Co-founder Quanta Land, Denny Asalim menuturkan, kerjasama ini merupakan komitmen bersama untuk menghadirkan hunian yang meningkatkan kualitas hidup. “Sebagai bagian pengembangan kawasan hunian yang telah berkembang puluhan tahun dengan berbagai fasilitas pendukung seperti sekolah, area olahraga, dan area komersial, penghuni DUO bisa langsung tinggal dengan nyaman serta menikmati seluruh fasilitas yang tersedia,” ujar Denny.

Cluster DUO (6,2 hektar) akan merangkum 464 rumah. Sesuai dengan namanya, tipe rumah di sini dirancang dengan serba ganda, seperti dua fasade, dua parkiran, dan dua taman. DUO dirancang bagi pasangan muda dan milenial yang menginginkan ‘kemewahan’ namun dengan harga terjangkau.

Yoga menjelaskan DUO merupakan rumah tinggal yang dirancang dengan arsitektur bergaya modern, elegan dan minimalis dengan memaksimalkan tataruang berdasarkan fungsionalitasnya. Rumah-rumah ini dilengkapi jendela besar pada bagian depan dan belakang untuk memberikan pencahayaan alami yang maksimal dan sirkulasi udara yang baik.

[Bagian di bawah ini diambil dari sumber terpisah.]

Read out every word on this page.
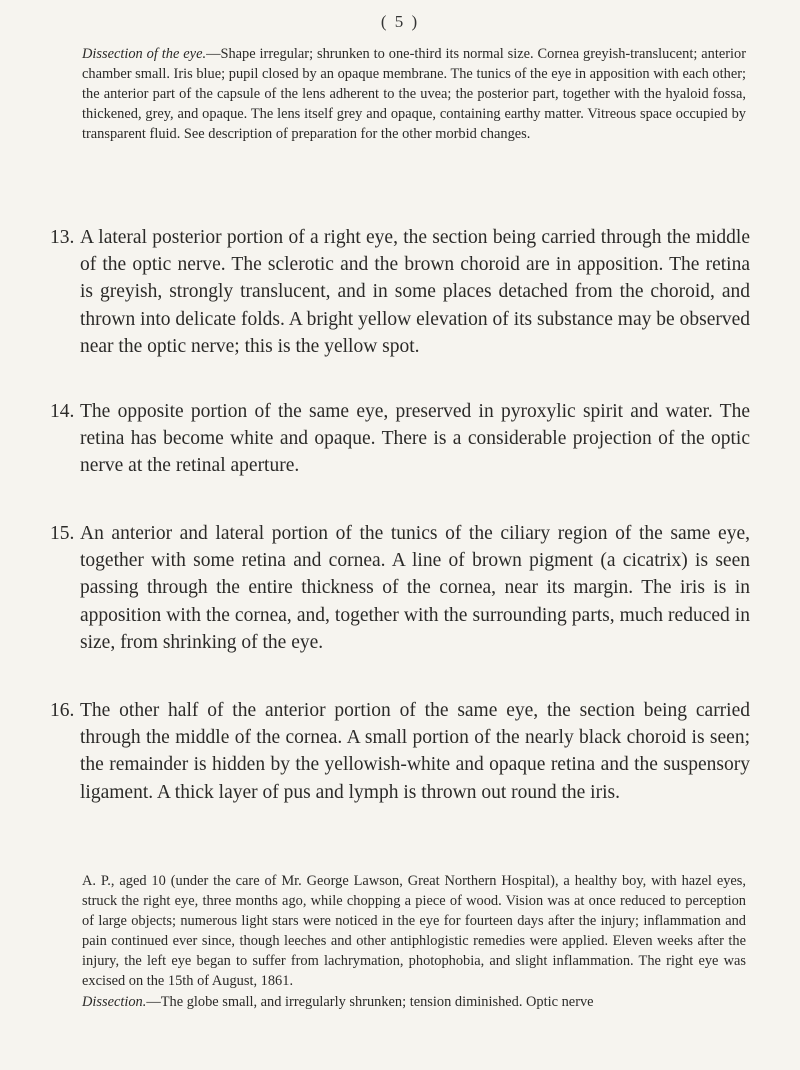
( 5 )

Dissection of the eye.—Shape irregular; shrunken to one-third its normal size. Cornea greyish-translucent; anterior chamber small. Iris blue; pupil closed by an opaque membrane. The tunics of the eye in apposition with each other; the anterior part of the capsule of the lens adherent to the uvea; the posterior part, together with the hyaloid fossa, thickened, grey, and opaque. The lens itself grey and opaque, containing earthy matter. Vitreous space occupied by transparent fluid. See description of preparation for the other morbid changes.

13. A lateral posterior portion of a right eye, the section being carried through the middle of the optic nerve. The sclerotic and the brown choroid are in apposition. The retina is greyish, strongly translucent, and in some places detached from the choroid, and thrown into delicate folds. A bright yellow elevation of its substance may be observed near the optic nerve; this is the yellow spot.
14. The opposite portion of the same eye, preserved in pyroxylic spirit and water. The retina has become white and opaque. There is a considerable projection of the optic nerve at the retinal aperture.
15. An anterior and lateral portion of the tunics of the ciliary region of the same eye, together with some retina and cornea. A line of brown pigment (a cicatrix) is seen passing through the entire thickness of the cornea, near its margin. The iris is in apposition with the cornea, and, together with the surrounding parts, much reduced in size, from shrinking of the eye.
16. The other half of the anterior portion of the same eye, the section being carried through the middle of the cornea. A small portion of the nearly black choroid is seen; the remainder is hidden by the yellowish-white and opaque retina and the suspensory ligament. A thick layer of pus and lymph is thrown out round the iris.

A. P., aged 10 (under the care of Mr. George Lawson, Great Northern Hospital), a healthy boy, with hazel eyes, struck the right eye, three months ago, while chopping a piece of wood. Vision was at once reduced to perception of large objects; numerous light stars were noticed in the eye for fourteen days after the injury; inflammation and pain continued ever since, though leeches and other antiphlogistic remedies were applied. Eleven weeks after the injury, the left eye began to suffer from lachrymation, photophobia, and slight inflammation. The right eye was excised on the 15th of August, 1861.

Dissection.—The globe small, and irregularly shrunken; tension diminished. Optic nerve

Dipasarkan dengan harga mulai Rp700 jutaan, DUO tawarkan dua tipe pilihan, yaitu tipe 3 kamar tidur dan 4 kamar tidur. Keduanya memiliki dua varian, yakni Standar dan Sudut, di mana semua tipe sudah dilengkapi dengan fasilitas roof deck, yang bisa dimanfaatkan sesuai dengan keperluan keluarga penghuni.

Rumah tipe A Standar (65/ 50 m2) dan Sudut (74/50 m2), memiliki 3 kamar tidur dan 2 kamar mandi. Sementara rumah tipe B Standar (84/55 m2) dan Sudut (89/55 m2) mempunyai 4 kamar tidur dan 3 kamar mandi. Semua tipe rumah di DUO memiliki lebar tapak 5 meter.

Meski menyasar kaum muda, tapi denah rumah di DUO juga memperhatikan kebutuhan lansia, dengan menempatkan sebuah kamar tidur pada lantai dasar, agar mereka tetap mudah melakukan aktivitas harian. Adapun kamar tidur utama ditempatkan  di lantai atas dan dilengkapi dengan walk in wardrobe.

DUO juga dilengkapi dengan linear garden yang saling terintegrasi, sehingga bisa menjadi area komunal. Fasilitas ini juga merupakan segregasi antara akses kendaraan dengan pejalan kaki, sehingga aman untuk anak-anak. Tersedia pula fasilitas taman sayur (edible garden) yang dapat dimanfaatkan para penghuni untuk bercocok tanam berbagai macam sayuran pilihan.

Cluster ini menyediakan banyak area terbuka hijau, di mana yang terbesar berupa taman besar yang dilengkapi beragam fasilitas untuk sarana menyalurkan hobi dan bersosialisasi, seperti private clubhouse, basketball court 3 on 3, taman bermain anak, jogging track, hingga outdor gym.

“Tidak seperti kebanyakan kawasan hunian lainnya, dimana pemandangan ketika memasuki klaster adalah deretan rumah di sebelah kiri dan kanan. Ketika masuk gerbang utama klaster DUO, penghuni dimanjakan dengan pemandangan hijau di sisi kiri dan kanan serta panorama central park seluas 1.300 meter persegi di sisi depan,” ujar Denny.